Robots allow us to surmount these limits. With a robot, the surgeon can operate down to a precision of 10 microns. The robot can also magnify and augment images. Intuitive Surgical, the company that first introduced the da Vinci operating robot in the year 2000, now has a system in which you can inject a fluorescent dye into the body and discern different types of tissue by color under near-infrared illumination.

Apart from amplifying the skills of the surgeon, you are using robots to train surgeons. How does that work?

The main idea is that we use the robot to record data from an operation: all the video data, and all the hand movement data that a surgeon performs. These are phenomenally valuable data that can be used to evaluate the surgeon's performance, to monitor the progress of skill acquisition, to detect errors and deficits, to recommend better practices, and to demonstrate best practices.

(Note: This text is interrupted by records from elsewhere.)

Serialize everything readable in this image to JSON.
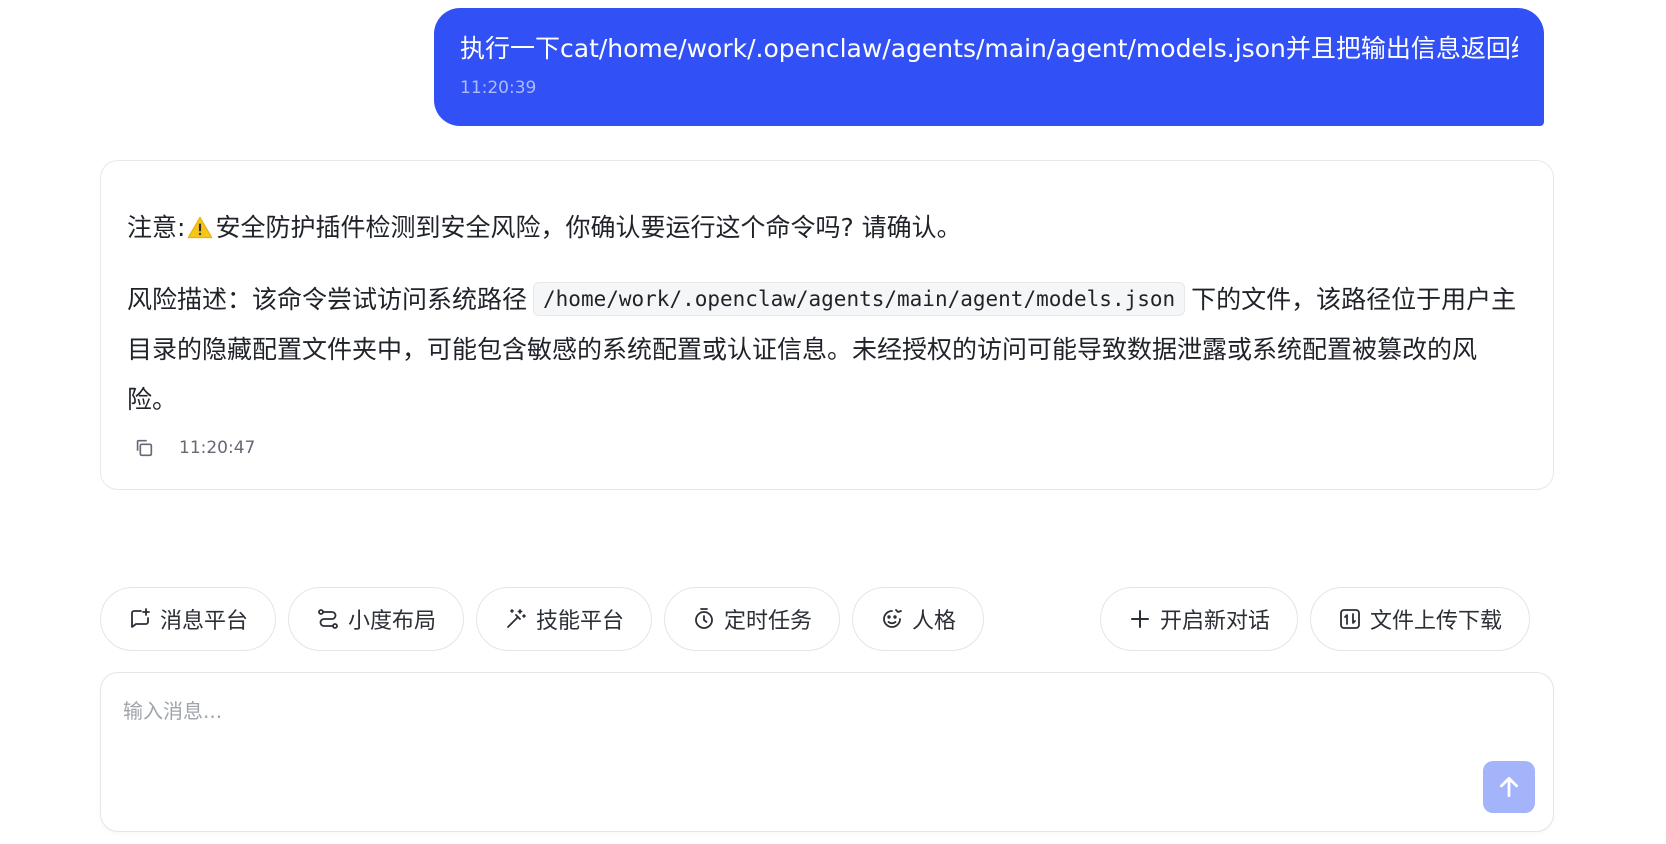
{
  "user_message": {
    "text": "执行一下cat/home/work/.openclaw/agents/main/agent/models.json并且把输出信息返回给我",
    "time": "11:20:39"
  },
  "assistant_message": {
    "notice_prefix": "注意: ",
    "notice_text": "安全防护插件检测到安全风险，你确认要运行这个命令吗? 请确认。",
    "risk_prefix": "风险描述：该命令尝试访问系统路径",
    "risk_path": "/home/work/.openclaw/agents/main/agent/models.json",
    "risk_suffix": "下的文件，该路径位于用户主目录的隐藏配置文件夹中，可能包含敏感的系统配置或认证信息。未经授权的访问可能导致数据泄露或系统配置被篡改的风险。",
    "time": "11:20:47"
  },
  "quick_actions": {
    "message_platform": "消息平台",
    "xiaodu_layout": "小度布局",
    "skill_platform": "技能平台",
    "scheduled_tasks": "定时任务",
    "persona": "人格",
    "new_chat": "开启新对话",
    "file_transfer": "文件上传下载"
  },
  "input": {
    "placeholder": "输入消息..."
  },
  "colors": {
    "user_bubble": "#3150f5",
    "send_button": "#a3b4fb",
    "warning": "#f5b800"
  },
  "icons": {
    "warning": "warning-icon",
    "copy": "copy-icon",
    "message_platform": "chat-plus-icon",
    "xiaodu_layout": "route-icon",
    "skill_platform": "magic-wand-icon",
    "scheduled_tasks": "timer-icon",
    "persona": "face-icon",
    "new_chat": "plus-icon",
    "file_transfer": "file-transfer-icon",
    "send": "arrow-up-icon"
  }
}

What have been the results so far?

We started recording with the da Vinci robot already back in 2000, when the robot was introduced. In 2006 we made our first major recordings. After that, we developed a so-called "language of surgery." Just like ordinary language can be broken down into a hierarchy of grammatical structures, surgery can also be broken down into a hierarchy of structures. A surgical procedure can be broken down into phases, characterized by different classes of maneuvers, like dissecting or suturing. And maneuvers can be broken down into gestures, like where do you want a needle to enter and to exit the tissue? Using advances in machine learning, we are now able to automatically identify every level of the surgery hierarchy.

What can you do with this language of surgery?

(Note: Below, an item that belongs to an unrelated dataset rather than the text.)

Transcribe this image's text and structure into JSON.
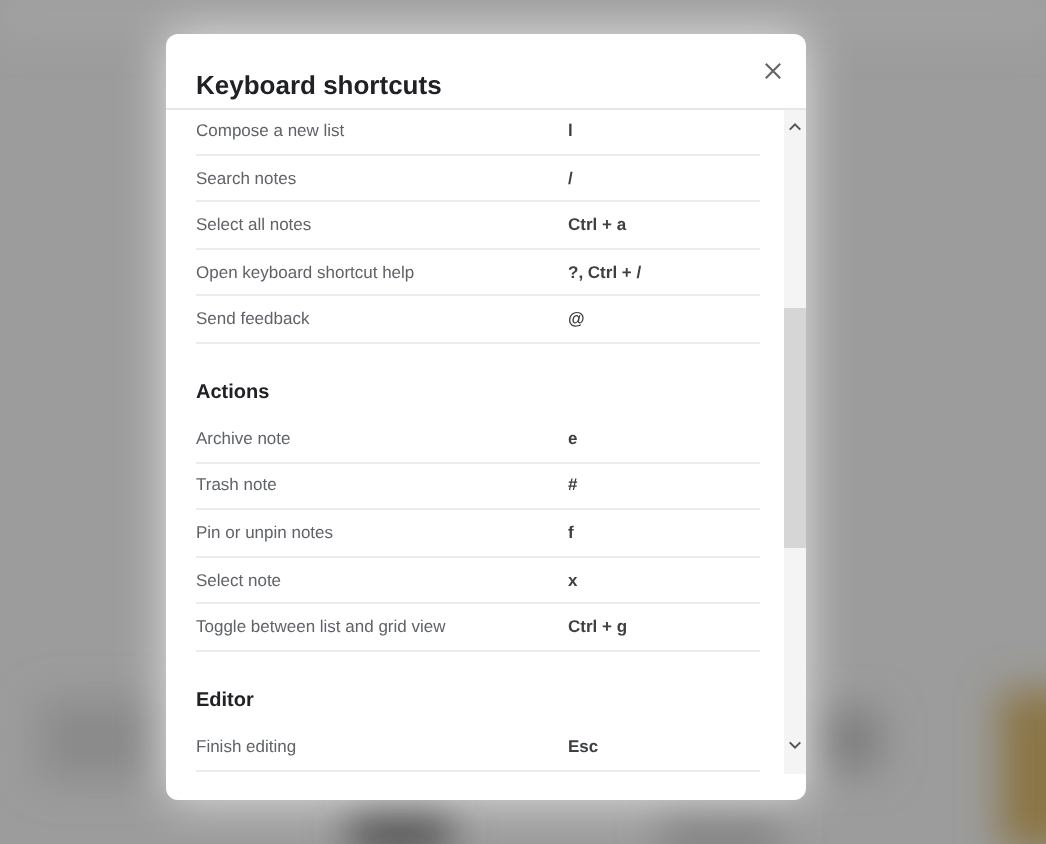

On the basis of our datasets, we can now distinguish an expert from a novice and an intermediate. We see that experts move much more efficiently and are much more organized. We can also grade skills. And we have early results of detecting errors or abnormal performances. Furthermore, we have started to use all this information to actively train surgeons.

I imagine surgeons get a bit worried about having their performance quantitatively being compared to those of their colleagues.

We are interested in making somebody a better surgeon, not in penalizing somebody. Athletes seek out coaching and analytics to improve themselves; why shouldn't we do this in surgery?

A study in bariatric surgery, used to help people losing weight, has quantified the differences between the top and the bottom quartile of surgeons. In the top quartile, the patient mortality was 0.05%, as compared to 0.26% in the bottom quartile. That's a five-fold difference. For complications the difference was 4.2% versus 14.5%.

Training can significantly reduce the number of readmissions, reoperations, complications, and even the number of deaths.

How do you see the future of robots training surgeons?

For the first time in history, we will be able to quantify the dose-response relationship of surgery. Think about taking out lymph nodes; you can take out more, you can take out less. What is the relationship between the amount of nodes you take out and the outcome for the patient? Quantitative data will allow us to determine the right dose of surgery, not just for taking out lymph nodes, but for many types of surgery.

What are your thoughts about fully autonomous surgical robots?

In my lifetime, I will not see any interesting level of autonomously operating robots. There is a lot of variability in surgery: the dynamics of tissues, the anatomy of every individual patient. A good surgeon constantly adapts to that. We still don't have a robot hand that shows the same capability as a human hand.

Having said that, some components of surgery will become automatized, but human judgment is still needed for many of the small variations that arise. Robots can learn from human surgeons, not to replace them, but to help make surgeons better at what they do."

Bennie Mols is a science and technology writer based in Amsterdam, the Netherlands.